Saturday, July 13, 2019

Stopping antidepressants may cause more problems than it’s worth

Vasco M Barreto defends antidepressants in his Aeon essay. Although he may have some doubts about the serotonin theory of depression, he still believes in the neuronal basis of depression and antidepressant effects, and has no doubt antidepressants work better than placebo, even though clinical trials may be biased. I’m not convinced he’s right (see eg. previous post) and do not see depression as a neuronal disease.

I can't prove it, and I guess Barreto will never believe me, but I think any apparent antidepressant effect may be due to placebo. I'm not saying that antidepressants are inert, but if they help depression, this may be because of the placebo effect. Despite what Barreto says, I'm also sceptical about the claimed benefits of aspirin (see BMJ eletter).

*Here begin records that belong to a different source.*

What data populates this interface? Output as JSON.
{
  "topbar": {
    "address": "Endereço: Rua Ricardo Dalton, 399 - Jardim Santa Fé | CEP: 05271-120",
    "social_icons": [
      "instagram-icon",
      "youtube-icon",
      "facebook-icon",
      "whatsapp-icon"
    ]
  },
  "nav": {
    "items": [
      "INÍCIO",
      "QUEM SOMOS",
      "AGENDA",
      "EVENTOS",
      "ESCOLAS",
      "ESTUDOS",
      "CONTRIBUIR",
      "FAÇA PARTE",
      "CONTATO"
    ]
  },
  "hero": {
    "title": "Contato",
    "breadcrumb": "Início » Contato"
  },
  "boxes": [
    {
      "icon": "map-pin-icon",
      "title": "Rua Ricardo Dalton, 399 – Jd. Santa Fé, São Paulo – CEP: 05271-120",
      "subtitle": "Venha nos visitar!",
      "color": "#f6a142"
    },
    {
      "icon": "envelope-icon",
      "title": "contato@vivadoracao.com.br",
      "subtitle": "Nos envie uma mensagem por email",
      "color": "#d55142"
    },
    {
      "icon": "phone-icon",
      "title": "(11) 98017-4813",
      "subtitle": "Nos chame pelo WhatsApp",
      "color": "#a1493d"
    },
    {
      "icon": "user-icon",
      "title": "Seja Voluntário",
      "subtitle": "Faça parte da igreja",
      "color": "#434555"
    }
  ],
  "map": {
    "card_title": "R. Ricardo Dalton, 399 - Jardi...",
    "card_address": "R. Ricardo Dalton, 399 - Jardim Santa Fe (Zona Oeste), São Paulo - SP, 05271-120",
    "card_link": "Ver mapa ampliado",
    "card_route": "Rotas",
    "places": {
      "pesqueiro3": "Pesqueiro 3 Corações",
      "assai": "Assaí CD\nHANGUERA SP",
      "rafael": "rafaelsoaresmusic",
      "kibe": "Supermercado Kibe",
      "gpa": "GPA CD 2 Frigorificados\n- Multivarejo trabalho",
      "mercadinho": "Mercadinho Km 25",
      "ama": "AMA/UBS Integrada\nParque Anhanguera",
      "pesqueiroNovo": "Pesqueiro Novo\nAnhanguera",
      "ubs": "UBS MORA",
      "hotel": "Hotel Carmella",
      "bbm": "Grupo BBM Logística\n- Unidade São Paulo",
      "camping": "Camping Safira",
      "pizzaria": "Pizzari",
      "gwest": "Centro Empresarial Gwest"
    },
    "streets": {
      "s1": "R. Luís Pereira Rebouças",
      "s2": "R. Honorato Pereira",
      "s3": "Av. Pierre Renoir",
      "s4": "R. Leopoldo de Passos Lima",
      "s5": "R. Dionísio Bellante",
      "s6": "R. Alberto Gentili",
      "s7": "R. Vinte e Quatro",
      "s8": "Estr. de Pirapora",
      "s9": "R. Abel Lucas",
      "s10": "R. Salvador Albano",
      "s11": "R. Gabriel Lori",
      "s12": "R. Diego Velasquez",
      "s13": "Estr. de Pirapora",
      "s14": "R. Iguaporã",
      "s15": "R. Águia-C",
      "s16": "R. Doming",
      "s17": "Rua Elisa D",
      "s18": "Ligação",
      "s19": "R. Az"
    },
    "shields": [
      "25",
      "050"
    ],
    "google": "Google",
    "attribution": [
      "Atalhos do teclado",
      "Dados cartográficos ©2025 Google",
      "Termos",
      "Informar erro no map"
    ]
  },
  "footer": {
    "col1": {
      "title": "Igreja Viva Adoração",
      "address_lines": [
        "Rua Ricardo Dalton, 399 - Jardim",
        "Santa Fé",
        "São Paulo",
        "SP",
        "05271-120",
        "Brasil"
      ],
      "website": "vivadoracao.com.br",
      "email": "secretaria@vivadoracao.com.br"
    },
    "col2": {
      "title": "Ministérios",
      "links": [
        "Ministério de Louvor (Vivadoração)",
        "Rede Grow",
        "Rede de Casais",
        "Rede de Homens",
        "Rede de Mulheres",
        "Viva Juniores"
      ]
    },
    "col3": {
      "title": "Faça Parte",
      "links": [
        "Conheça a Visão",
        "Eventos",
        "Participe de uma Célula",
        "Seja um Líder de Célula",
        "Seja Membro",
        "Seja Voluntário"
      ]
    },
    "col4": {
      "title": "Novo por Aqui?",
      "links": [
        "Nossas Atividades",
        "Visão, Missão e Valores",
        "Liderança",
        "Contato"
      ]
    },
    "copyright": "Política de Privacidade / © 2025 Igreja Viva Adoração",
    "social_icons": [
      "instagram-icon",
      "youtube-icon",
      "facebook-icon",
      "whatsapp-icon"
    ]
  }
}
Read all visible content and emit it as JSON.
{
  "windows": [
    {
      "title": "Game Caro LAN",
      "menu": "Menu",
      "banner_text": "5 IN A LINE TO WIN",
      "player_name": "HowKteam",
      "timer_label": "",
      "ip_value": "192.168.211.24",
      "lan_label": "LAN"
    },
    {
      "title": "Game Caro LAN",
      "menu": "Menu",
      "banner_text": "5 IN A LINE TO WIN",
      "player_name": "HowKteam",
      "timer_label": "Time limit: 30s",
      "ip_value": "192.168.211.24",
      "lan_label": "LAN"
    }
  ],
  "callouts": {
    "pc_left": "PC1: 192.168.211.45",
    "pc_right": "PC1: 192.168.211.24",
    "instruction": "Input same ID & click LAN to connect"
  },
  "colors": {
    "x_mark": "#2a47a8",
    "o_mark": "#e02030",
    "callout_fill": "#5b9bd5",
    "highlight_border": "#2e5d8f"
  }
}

Barreto describes his own history of depression, which returned on stopping  antidepressants, and led to him making the decision to persist with treatment. I agree people should not shamed for taking antidepressants (see previous post). Discontinuing antidepressants may well cause more problems than it's worth. All the more reason why guidelines should be followed to warn people, when they first start antidepressants, of the risk of discontinuation problems. Stopping antidepressants, if only because of withdrawal symptoms (see previous post), may cause more problems than it's worth.

2 comments:

cobweb said...

Duncan could you clarify a bit more please? It seems as though you are suggesting anti depressants should be prescribed to deal with withdrawal effects rather than depression - wouldn't that cause the continuation and increased severity of the adverse effects of the drug and these actually lead to causing depression? susanne

DBDouble said...

Continuing antidepressants may be a way of dealing with withdrawal symptoms. Not sure why you think antidepressants may cause depression.